Galina: And how. I find it difficult today to believe that I was worthy
of such an honor. My husband and I were on friendly terms with Shostakovich for
twenty years. We used to spend New Year together. It's difficult to realize
today that we so often ate together. It still amazes me. He wrote and dedicated
to me the Satires to poems by Sasha Chorny, another cycle to poems by
Blok and also the orchestration of Moussorgsky's Songs and Dances of Death.
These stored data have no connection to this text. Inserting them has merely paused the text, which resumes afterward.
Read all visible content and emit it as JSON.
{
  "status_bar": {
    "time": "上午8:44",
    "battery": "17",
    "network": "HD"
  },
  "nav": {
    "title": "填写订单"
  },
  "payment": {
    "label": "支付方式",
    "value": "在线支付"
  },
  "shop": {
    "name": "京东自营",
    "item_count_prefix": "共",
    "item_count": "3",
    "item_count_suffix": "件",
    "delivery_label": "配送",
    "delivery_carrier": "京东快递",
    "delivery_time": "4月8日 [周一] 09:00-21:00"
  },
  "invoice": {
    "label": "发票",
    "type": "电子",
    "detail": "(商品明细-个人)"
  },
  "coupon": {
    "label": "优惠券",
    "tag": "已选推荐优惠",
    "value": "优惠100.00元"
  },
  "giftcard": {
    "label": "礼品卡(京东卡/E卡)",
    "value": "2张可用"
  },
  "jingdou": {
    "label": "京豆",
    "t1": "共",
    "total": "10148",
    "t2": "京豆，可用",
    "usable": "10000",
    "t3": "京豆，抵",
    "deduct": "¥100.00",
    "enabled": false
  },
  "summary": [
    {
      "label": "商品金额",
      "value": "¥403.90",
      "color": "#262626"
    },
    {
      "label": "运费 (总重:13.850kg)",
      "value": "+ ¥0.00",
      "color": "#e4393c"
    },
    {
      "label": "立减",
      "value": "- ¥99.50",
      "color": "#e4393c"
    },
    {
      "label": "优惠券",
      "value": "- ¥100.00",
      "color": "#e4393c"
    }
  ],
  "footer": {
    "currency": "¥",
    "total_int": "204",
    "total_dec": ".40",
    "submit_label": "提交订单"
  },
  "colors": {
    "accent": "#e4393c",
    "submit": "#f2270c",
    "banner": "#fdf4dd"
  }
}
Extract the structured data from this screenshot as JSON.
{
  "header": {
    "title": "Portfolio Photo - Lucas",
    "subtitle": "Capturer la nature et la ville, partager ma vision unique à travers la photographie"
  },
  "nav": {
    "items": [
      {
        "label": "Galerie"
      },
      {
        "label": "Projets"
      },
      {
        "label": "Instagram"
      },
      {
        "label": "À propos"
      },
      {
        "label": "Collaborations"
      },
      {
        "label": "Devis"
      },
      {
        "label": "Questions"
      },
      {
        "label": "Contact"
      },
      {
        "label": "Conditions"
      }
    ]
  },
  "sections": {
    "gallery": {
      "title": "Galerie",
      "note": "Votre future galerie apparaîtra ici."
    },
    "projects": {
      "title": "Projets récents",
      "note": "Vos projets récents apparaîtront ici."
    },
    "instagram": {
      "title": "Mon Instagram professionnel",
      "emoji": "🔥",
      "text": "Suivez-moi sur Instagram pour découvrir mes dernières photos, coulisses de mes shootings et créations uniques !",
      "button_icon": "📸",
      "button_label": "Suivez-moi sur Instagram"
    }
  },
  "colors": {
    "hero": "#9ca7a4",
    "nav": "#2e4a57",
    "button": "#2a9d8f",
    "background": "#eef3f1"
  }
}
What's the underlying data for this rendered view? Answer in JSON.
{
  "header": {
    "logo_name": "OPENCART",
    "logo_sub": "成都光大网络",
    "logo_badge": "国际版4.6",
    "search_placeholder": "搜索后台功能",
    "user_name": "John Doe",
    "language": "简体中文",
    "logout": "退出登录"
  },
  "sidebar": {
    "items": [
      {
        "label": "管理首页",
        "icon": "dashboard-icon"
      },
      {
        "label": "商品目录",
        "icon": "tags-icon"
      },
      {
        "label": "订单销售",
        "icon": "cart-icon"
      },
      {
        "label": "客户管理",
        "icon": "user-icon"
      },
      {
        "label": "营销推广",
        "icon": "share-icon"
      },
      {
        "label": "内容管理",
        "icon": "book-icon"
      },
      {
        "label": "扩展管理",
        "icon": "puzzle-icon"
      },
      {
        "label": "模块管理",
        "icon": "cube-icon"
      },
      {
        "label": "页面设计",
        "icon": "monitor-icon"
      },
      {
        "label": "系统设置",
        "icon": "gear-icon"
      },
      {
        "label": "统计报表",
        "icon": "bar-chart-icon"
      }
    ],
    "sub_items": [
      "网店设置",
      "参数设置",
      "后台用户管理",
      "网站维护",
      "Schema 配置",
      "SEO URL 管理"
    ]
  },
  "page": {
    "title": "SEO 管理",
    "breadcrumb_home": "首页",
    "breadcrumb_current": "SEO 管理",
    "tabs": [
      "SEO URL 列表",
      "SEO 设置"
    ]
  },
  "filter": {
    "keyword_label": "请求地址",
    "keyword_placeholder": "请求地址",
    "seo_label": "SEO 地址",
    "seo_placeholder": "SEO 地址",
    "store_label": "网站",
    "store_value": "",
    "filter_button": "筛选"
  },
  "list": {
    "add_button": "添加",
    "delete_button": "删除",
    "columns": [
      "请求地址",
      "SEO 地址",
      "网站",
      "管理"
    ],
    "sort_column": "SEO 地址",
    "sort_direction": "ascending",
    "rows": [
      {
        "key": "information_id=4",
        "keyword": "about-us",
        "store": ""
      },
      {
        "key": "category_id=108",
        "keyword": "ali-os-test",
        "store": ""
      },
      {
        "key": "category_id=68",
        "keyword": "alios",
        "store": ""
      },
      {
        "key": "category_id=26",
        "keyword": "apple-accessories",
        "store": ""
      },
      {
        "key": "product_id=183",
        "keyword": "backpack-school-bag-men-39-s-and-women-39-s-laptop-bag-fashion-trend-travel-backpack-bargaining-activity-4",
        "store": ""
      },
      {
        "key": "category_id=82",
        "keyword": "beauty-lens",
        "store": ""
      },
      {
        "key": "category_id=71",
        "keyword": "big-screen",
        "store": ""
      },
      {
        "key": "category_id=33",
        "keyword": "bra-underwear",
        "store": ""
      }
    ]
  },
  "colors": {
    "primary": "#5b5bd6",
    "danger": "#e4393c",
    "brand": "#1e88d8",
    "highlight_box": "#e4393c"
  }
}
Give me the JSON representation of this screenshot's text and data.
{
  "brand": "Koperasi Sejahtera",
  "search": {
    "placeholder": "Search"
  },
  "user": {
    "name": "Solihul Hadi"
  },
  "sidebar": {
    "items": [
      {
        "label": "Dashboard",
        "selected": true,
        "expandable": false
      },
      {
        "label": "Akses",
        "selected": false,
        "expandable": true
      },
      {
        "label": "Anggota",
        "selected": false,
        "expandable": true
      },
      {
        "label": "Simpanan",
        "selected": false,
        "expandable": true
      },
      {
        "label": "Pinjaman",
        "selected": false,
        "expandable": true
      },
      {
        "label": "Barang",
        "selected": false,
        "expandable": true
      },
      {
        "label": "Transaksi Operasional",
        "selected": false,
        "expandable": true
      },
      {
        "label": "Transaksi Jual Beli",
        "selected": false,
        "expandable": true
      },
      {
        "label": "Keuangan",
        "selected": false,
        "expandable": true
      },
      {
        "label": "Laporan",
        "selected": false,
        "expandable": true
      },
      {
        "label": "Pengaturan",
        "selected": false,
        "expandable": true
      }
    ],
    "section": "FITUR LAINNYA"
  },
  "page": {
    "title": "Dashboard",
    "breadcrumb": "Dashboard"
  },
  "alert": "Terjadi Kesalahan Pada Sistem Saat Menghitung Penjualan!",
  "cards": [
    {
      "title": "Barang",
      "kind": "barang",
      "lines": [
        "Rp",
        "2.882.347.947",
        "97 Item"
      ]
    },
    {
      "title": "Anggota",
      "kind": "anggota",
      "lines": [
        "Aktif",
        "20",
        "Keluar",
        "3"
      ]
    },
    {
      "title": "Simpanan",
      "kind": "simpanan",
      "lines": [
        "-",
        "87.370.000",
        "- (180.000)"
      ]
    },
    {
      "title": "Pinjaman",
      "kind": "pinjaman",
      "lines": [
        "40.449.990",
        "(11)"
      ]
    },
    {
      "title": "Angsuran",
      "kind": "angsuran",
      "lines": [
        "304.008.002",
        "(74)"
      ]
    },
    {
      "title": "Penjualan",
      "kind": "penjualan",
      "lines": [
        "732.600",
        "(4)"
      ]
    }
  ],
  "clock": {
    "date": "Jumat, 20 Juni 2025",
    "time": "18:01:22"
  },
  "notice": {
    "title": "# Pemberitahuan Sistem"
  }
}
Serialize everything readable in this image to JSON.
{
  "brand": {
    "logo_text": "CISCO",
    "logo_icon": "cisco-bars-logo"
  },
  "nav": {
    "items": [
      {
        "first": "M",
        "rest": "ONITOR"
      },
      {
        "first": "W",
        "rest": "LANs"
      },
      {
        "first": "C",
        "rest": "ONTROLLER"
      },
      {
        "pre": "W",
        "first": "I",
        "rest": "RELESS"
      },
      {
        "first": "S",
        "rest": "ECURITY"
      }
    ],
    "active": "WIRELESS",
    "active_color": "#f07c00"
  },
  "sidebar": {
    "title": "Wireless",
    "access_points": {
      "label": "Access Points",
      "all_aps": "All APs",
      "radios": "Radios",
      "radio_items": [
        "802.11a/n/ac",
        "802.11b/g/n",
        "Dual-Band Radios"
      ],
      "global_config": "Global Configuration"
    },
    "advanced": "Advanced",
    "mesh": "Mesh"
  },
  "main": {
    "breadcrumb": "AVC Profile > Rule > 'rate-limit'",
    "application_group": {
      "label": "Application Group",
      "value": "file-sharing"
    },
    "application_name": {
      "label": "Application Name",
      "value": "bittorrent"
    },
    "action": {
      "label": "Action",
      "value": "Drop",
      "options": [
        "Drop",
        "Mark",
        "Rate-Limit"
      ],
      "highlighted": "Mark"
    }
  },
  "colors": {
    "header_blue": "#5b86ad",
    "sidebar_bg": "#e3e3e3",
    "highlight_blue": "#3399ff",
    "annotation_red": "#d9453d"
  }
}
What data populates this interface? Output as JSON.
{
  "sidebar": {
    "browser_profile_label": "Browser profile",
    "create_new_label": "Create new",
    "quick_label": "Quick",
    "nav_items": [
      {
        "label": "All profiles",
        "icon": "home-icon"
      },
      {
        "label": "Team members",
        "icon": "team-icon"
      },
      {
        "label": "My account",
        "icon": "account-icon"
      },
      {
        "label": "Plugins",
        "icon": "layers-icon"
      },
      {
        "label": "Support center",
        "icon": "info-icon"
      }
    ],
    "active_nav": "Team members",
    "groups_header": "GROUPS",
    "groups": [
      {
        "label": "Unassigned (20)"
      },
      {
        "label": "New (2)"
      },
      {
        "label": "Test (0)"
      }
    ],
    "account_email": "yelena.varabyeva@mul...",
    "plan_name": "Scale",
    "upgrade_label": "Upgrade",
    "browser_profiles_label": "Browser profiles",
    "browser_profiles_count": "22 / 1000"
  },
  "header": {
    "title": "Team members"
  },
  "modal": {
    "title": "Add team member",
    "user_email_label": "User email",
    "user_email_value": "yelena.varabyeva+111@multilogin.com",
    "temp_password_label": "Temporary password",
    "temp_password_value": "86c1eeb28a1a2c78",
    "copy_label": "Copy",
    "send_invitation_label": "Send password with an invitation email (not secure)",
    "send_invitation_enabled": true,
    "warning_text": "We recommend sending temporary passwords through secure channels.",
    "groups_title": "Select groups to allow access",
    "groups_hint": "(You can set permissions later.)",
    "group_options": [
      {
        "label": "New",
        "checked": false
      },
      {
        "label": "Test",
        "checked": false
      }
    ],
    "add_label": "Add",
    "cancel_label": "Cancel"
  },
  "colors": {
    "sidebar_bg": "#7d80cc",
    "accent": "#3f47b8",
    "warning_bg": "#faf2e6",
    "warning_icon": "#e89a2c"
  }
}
I sang the world premiere of his 14th Symphony and I sang and acted the role of
Katerina in the film of Lady Macbeth of Mtzensk. He wrote so much for
me, which means he thought about me, He heard my voice in those works. I was the
happiest of women.
OperaNet: We listened to the recordings which EMI has finally
reissued and also that on Philips, as well as a recording on Russian Disc of
your last concert in Moscow, with much of the same repertoire. Did you feel
comfortable recording in the studio or do you prefer live recordings?
Galina: Live. Only live. I hate the studio. They're right to make live
recordings today. in the studio, you rehearse and it's always the same thing.
And the studio can play with the sound with their countless buttons.
OperaNet: Are there any composers from the Soviet era who have
been unjustly forgotten or neglected?
Galina: Boris Tchaikowsky, for example. He just died and was only 64. He
was a fantastic composer.
OperaNet: And more recent composers?
Galina: It's difficult to say because I wasn't there. Don't forget,
there were at one time 10,000 composers who belonged to the Composer's Union and
each one of them thought it very unfair that he was unknown in the West. And the
State supported all of them. It was the same thing for writers, and there were
10 or 15,000 writers in the Writer's Union. It's now total catastrophe for them.
OperaNet: To return to Landowski, you've known him for a long
time, and I believe he's composed a number of works for you.
Galina: Un Enfant Appelle is one of the works, and also Une
Prison which is dedicated to Rostropovich and me. He writes beautiful
music, like Galina also. It's music one wants to listen to again. With
respect to modern opera, it's very important for the audience that comes to the
opera - which is not the same as that for symphonic concerts - that the music
fall easily on the ear, not only brief moments. You need something which flows.
OperaNet: One last question. If you look back on your life,
what has given you the greatest satisfaction?
Galina: The theater, obviously. But I also had the time to raise two
daughters and now I am able to gather the fruits of that heroic act: I have six
grandchildren, five boys and one girl.